ON TO MY second category: visiting writers’ obiter dicta to which I readily nod assent and find myself often quoting, but not without some amplification or qualification. I like Dylan Thomas’s (sober, but playful) assertion, for example, that “all trees are oak trees — except pine trees”: It serves to remind early-apprentice writers especially that to say Patsy paused under a tree or Just then Fred’s car zipped by is almost always less effective than specifying what sort of tree and automobile were involved — specificity being one component of sensory texture, and sensory texture being usually a literary plus (but not invariably, I remind them: Don’t forget Beckett).
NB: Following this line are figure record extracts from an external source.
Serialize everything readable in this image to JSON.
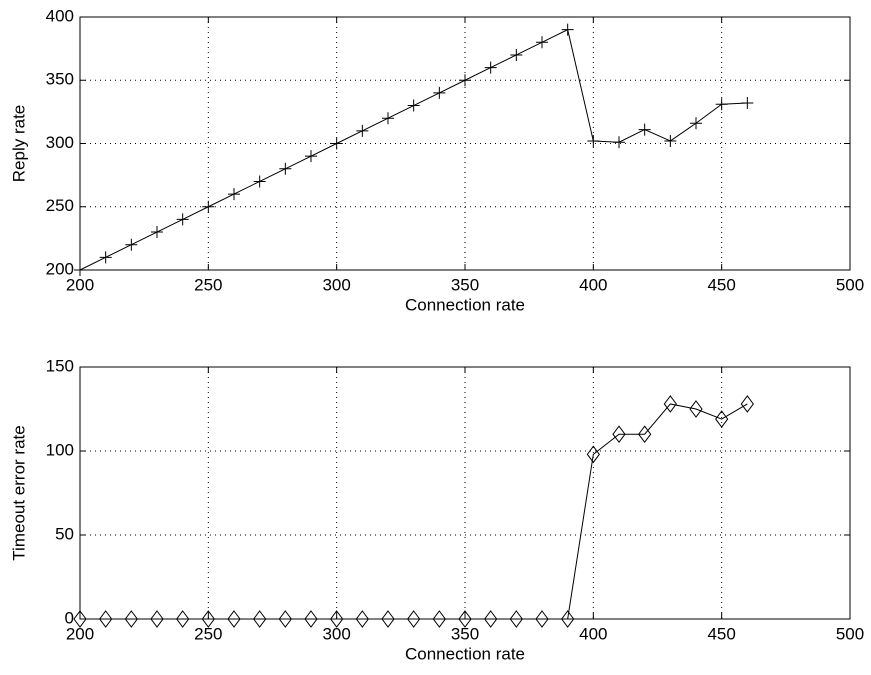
{
  "chart_data": [
    {
      "type": "line",
      "xlabel": "Connection rate",
      "ylabel": "Reply rate",
      "x": [
        200,
        210,
        220,
        230,
        240,
        250,
        260,
        270,
        280,
        290,
        300,
        310,
        320,
        330,
        340,
        350,
        360,
        370,
        380,
        390,
        400,
        410,
        420,
        430,
        440,
        450,
        460
      ],
      "values": [
        200,
        210,
        220,
        230,
        240,
        250,
        260,
        270,
        280,
        290,
        300,
        310,
        320,
        330,
        340,
        350,
        360,
        370,
        380,
        390,
        302,
        301,
        311,
        302,
        316,
        331,
        332
      ],
      "color": "#000000",
      "marker": "plus",
      "xlim": [
        200,
        500
      ],
      "ylim": [
        200,
        400
      ],
      "xticks": [
        200,
        250,
        300,
        350,
        400,
        450,
        500
      ],
      "yticks": [
        200,
        250,
        300,
        350,
        400
      ],
      "grid": true
    },
    {
      "type": "line",
      "xlabel": "Connection rate",
      "ylabel": "Timeout error rate",
      "x": [
        200,
        210,
        220,
        230,
        240,
        250,
        260,
        270,
        280,
        290,
        300,
        310,
        320,
        330,
        340,
        350,
        360,
        370,
        380,
        390,
        400,
        410,
        420,
        430,
        440,
        450,
        460
      ],
      "values": [
        0,
        0,
        0,
        0,
        0,
        0,
        0,
        0,
        0,
        0,
        0,
        0,
        0,
        0,
        0,
        0,
        0,
        0,
        0,
        0,
        98,
        110,
        110,
        128,
        125,
        119,
        128
      ],
      "color": "#000000",
      "marker": "diamond",
      "xlim": [
        200,
        500
      ],
      "ylim": [
        0,
        150
      ],
      "xticks": [
        200,
        250,
        300,
        350,
        400,
        450,
        500
      ],
      "yticks": [
        0,
        50,
        100,
        150
      ],
      "grid": true
    }
  ]
}
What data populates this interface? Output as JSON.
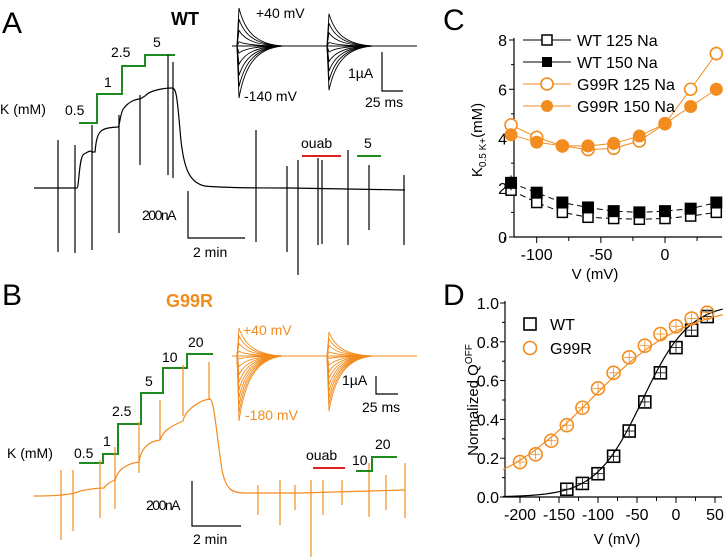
{
  "colors": {
    "wt": "#000000",
    "g99r": "#f28c1e",
    "k_steps": "#1f8a1f",
    "ouabain": "#e02020",
    "axis": "#000000"
  },
  "panelA": {
    "letter": "A",
    "title": "WT",
    "k_label": "K (mM)",
    "k_steps": [
      "0.5",
      "1",
      "2.5",
      "5"
    ],
    "ouab_label": "ouab",
    "post_ouab_k": [
      "5"
    ],
    "inset": {
      "top_label": "+40 mV",
      "bottom_label": "-140 mV",
      "scale_y": "1µA",
      "scale_x": "25 ms"
    },
    "scale_y": "200nA",
    "scale_x": "2 min"
  },
  "panelB": {
    "letter": "B",
    "title": "G99R",
    "k_label": "K (mM)",
    "k_steps": [
      "0.5",
      "1",
      "2.5",
      "5",
      "10",
      "20"
    ],
    "ouab_label": "ouab",
    "post_ouab_k": [
      "10",
      "20"
    ],
    "inset": {
      "top_label": "+40 mV",
      "bottom_label": "-180 mV",
      "scale_y": "1µA",
      "scale_x": "25 ms"
    },
    "scale_y": "200nA",
    "scale_x": "2 min"
  },
  "chart_data": [
    {
      "panel": "C",
      "type": "line",
      "xlabel": "V (mV)",
      "ylabel": "K0.5 K+ (mM)",
      "ylabel_main": "K",
      "ylabel_sub": "0.5 K+",
      "ylabel_unit": "(mM)",
      "xlim": [
        -125,
        45
      ],
      "ylim": [
        0,
        8
      ],
      "xticks": [
        -100,
        -50,
        0
      ],
      "yticks": [
        0,
        2,
        4,
        6,
        8
      ],
      "legend": "top-left",
      "x": [
        -120,
        -100,
        -80,
        -60,
        -40,
        -20,
        0,
        20,
        40
      ],
      "series": [
        {
          "name": "WT 125 Na",
          "color": "#000000",
          "marker": "square-open",
          "values": [
            1.9,
            1.4,
            1.0,
            0.8,
            0.75,
            0.72,
            0.75,
            0.85,
            1.0
          ],
          "err": [
            0.1,
            0.1,
            0.08,
            0.06,
            0.06,
            0.06,
            0.06,
            0.06,
            0.08
          ]
        },
        {
          "name": "WT 150 Na",
          "color": "#000000",
          "marker": "square-filled",
          "values": [
            2.2,
            1.8,
            1.4,
            1.2,
            1.05,
            1.0,
            1.05,
            1.15,
            1.4
          ],
          "err": [
            0.3,
            0.2,
            0.15,
            0.1,
            0.1,
            0.1,
            0.1,
            0.1,
            0.15
          ]
        },
        {
          "name": "G99R 125 Na",
          "color": "#f28c1e",
          "marker": "circle-open",
          "values": [
            4.55,
            4.05,
            3.7,
            3.55,
            3.6,
            3.9,
            4.6,
            6.0,
            7.45
          ],
          "err": [
            0.1,
            0.1,
            0.1,
            0.1,
            0.1,
            0.1,
            0.1,
            0.15,
            0.3
          ]
        },
        {
          "name": "G99R 150 Na",
          "color": "#f28c1e",
          "marker": "circle-filled",
          "values": [
            4.15,
            3.85,
            3.7,
            3.7,
            3.8,
            4.1,
            4.6,
            5.3,
            6.0
          ],
          "err": [
            0.1,
            0.1,
            0.1,
            0.1,
            0.1,
            0.1,
            0.1,
            0.15,
            0.25
          ]
        }
      ]
    },
    {
      "panel": "D",
      "type": "scatter",
      "xlabel": "V (mV)",
      "ylabel": "Normalized QOFF",
      "ylabel_main": "Normalized Q",
      "ylabel_sub": "OFF",
      "xlim": [
        -225,
        60
      ],
      "ylim": [
        0,
        1.0
      ],
      "xticks": [
        -200,
        -150,
        -100,
        -50,
        0,
        50
      ],
      "yticks": [
        0.0,
        0.2,
        0.4,
        0.6,
        0.8,
        1.0
      ],
      "ytick_labels": [
        "0.0",
        "0.2",
        "0.4",
        "0.6",
        "0.8",
        "1.0"
      ],
      "legend": "top-left",
      "series": [
        {
          "name": "WT",
          "color": "#000000",
          "marker": "square-open",
          "x": [
            -140,
            -120,
            -100,
            -80,
            -60,
            -40,
            -20,
            0,
            20,
            40
          ],
          "values": [
            0.04,
            0.07,
            0.12,
            0.21,
            0.34,
            0.49,
            0.64,
            0.77,
            0.86,
            0.93
          ],
          "fit": {
            "type": "boltzmann",
            "v_half": -43,
            "slope": 30
          }
        },
        {
          "name": "G99R",
          "color": "#f28c1e",
          "marker": "circle-open",
          "x": [
            -200,
            -180,
            -160,
            -140,
            -120,
            -100,
            -80,
            -60,
            -40,
            -20,
            0,
            20,
            40
          ],
          "values": [
            0.18,
            0.22,
            0.29,
            0.37,
            0.46,
            0.56,
            0.64,
            0.72,
            0.78,
            0.84,
            0.88,
            0.92,
            0.95
          ],
          "fit": {
            "type": "boltzmann",
            "v_half": -110,
            "slope": 62
          }
        }
      ]
    }
  ]
}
Whence one goes on to suggest — they having in revision paused Patsy under a Norway maple and zipped Fred into a milk-white Camaro — that it were well if those specifications turned out to be not only specific, but relevant. Why a Norway maple instead of a weeping birch? Why a “milk-white Camaro” (Mary Robison) instead of a “gamboge Cadillac” (Frederick Barthelme) or a “high, rat-colored car” (Flannery O’Connor, the mother of automotive specificity in American literature)?